It's on those who want alternative explanations to demonstrate even the slightest need for them exists - there is no scientific evidence that exists which suggests the operation of brains as computers, as information processors, as substrate independent equivalents to Turing machines, are insufficient to any of the cognitive phenomena known across the entire domain of human knowledge.
We are brains in bone vats, connected to a wonderful and sophisticated sensorimotor platform, and our brains create the reality we experience by processing sensor data and constructing a simulation which we perceive as subjective experience.
The explanation we have is sufficient to the phenomenon. There's no need or benefit for searching for unnecessarily complicated alternative interpretations.
If you aren't satisfied with the explanation, it doesn't really matter - to quote one of Neil DeGrasse Tyson's best turns of phrase: "the universe is under no obligation to make sense to you"
If you can find evidence, any evidence whatsoever, and that evidence withstands scientific scrutiny, and it demands more than the explanation we currently have, then by all means, chase it down and find out more about how cognition works and expand our understanding of the universe. It simply doesn't look like we need anything more, in principle, to fully explain the nature of biological intelligence, and consciousness, and how brains work.
Mind as interdimensional radios, mystical souls and spirits, quantum tubules, none of that stuff has any basis in a ruthlessly rational and scientific review of the science of cognition.
That doesn't preclude souls and supernatural appearing phenomena or all manner of "other" things happening. There's simply no need to tie it in with cognition - neurotransmitters, biological networks, electrical activity, that's all you need.
Right back at you, brochacho. I'm not the one making a positive claim here. You're the one who insists that it must work in a specific way because you can't conceive of any alternatives. I have never seen ANY evidence or study linking any existent AI or computer system to human cognition.
>There's no need or benefit for searching for unnecessarily complicated alternative interpretations.
Thanks, if it's alright with you I might borrow this argument next time somebody tries to tell me the world isn't flat.
>It simply doesn't look
That's one of those phrases you use when you're REALLY confident that you know what you're talking about.
> like we need anything more, in principle, to fully explain the nature of biological intelligence, and consciousness, and how brains work.

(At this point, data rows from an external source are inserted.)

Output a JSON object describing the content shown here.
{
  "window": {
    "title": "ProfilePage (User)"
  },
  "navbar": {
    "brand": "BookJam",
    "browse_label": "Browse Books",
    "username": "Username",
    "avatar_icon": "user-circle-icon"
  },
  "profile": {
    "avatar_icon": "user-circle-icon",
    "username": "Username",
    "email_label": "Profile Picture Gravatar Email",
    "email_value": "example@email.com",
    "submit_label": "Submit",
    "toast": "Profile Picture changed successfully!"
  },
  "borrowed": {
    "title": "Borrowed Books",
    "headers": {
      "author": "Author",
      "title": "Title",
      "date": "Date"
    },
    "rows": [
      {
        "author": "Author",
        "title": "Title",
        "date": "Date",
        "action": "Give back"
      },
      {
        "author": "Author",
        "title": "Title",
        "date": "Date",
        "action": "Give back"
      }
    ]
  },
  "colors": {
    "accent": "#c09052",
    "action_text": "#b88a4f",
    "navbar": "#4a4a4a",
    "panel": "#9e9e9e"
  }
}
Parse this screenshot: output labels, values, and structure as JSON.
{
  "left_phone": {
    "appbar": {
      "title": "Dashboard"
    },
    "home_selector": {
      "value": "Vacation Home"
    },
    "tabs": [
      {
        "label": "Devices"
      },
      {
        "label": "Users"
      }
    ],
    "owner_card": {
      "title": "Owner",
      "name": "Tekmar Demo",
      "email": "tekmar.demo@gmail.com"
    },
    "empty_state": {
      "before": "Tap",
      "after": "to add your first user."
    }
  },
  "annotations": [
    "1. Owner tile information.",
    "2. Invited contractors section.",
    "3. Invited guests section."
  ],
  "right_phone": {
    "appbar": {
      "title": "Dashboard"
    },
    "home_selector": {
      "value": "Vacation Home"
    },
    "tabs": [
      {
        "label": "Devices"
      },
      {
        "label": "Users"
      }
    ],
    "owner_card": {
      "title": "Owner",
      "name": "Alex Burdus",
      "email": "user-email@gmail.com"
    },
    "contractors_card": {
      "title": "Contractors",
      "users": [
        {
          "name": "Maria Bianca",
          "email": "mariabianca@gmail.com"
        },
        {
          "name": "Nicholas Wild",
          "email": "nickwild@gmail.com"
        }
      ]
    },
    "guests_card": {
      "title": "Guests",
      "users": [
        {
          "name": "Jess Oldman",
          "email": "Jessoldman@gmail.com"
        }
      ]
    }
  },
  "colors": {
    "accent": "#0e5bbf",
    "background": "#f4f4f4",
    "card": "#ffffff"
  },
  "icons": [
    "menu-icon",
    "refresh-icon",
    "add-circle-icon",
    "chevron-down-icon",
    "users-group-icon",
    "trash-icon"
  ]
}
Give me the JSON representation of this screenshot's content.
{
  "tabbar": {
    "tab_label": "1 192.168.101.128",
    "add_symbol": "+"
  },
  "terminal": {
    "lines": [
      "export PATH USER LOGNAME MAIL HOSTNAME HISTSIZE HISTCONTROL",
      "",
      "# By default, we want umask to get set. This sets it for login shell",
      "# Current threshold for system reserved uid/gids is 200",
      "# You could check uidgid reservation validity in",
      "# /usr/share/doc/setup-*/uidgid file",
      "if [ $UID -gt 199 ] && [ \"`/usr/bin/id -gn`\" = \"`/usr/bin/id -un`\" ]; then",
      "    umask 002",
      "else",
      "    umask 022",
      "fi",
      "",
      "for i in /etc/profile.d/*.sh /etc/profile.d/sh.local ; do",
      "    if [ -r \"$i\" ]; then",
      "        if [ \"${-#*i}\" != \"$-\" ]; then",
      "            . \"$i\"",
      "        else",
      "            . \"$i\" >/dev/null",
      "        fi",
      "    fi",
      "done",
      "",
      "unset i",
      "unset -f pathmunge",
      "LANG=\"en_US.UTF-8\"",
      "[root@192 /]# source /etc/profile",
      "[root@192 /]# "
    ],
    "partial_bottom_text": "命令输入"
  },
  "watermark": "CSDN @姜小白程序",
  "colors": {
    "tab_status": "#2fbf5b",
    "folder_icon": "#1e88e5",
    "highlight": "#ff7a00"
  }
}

Please fully explain the nature of intelligence, consciousness, and how brains work.
>Mind as interdimensional radios, mystical souls and spirits, quantum tubules, none of that stuff has any basis in a ruthlessly rational and scientific review of the science of cognition.
well i definitely never said anything even remotely similar to that. If i didn't know any better i might call this argument a "hallucination".
This is the point, we don't know the delta between brains and AI any assumption is equivalent to my statement.
But I think most people get what GP means.
When you think in these terms, it becomes clear that LLMs can’t have certain types of experiences (eg see in color) but could have others.
A “weak” panpsychism approach would just stop at ruling out experience or qualia based on physical limitations. Yet I prefer the “strong” pansychist theory that whatever is not forbidden is required, which begins to get really interesting (would imply that for example an LLM actually experiences the interaction you have with it, in some way).
As for applying the word thinking to AI systems, it's already in common usage and this won't change. We don't have any other candidate words, and this one is the closest existing word for referencing a computational process which, one must admit, is in many ways (but definitely not in all ways) analogous to human thought.
I think there is abundant evidence that the answer is ‘no’. The main reason is that consciousness doesn’t give you new physics, it follows the same rules and restrictions. It seems to be “part of” the standard natural universe, not something distinct.
if there's surely no algo to solve the halting problem, why would there be maths that describes consciousness?
Having read “I Am a Strange Loop” I do not believe Hofstadter indicates that the existence of Gödel’s theorem precludes consciousness being realizable on a Turing machine. Rather if I recall correctly he points out that as a possible argument and then attempts to refute it.
On the other hand Penrose is a prominent believer that human’s ability to understand Gödel’s theorem indicates consciousness can’t be realized on a Turing machine but there’s far from universal agreement on that point.
I'll try and ask OG q more clearly: why would the brain, consciousness, be formalizable?
I think there's a yearn view nature as adhering to an underlying model, and a contrary view that consciousness is transcendental, and I lean towards the latter
That wasn't the assumption though, it was only that human brains work by some "non-magical" electro-chemical process which could be described as a mechanism, whether that mechanism followed the same principles of AI or not.
They're not equivalent at all because the AI is by no means biological. "It's just maths" could maybe be applied to humans but this is backed entirely by supposition and would ultimately just be an assumption of its own conclusion - that human brains work on the same underlying principles as AI because it is assumed that they're based on the same underlying principles as AI.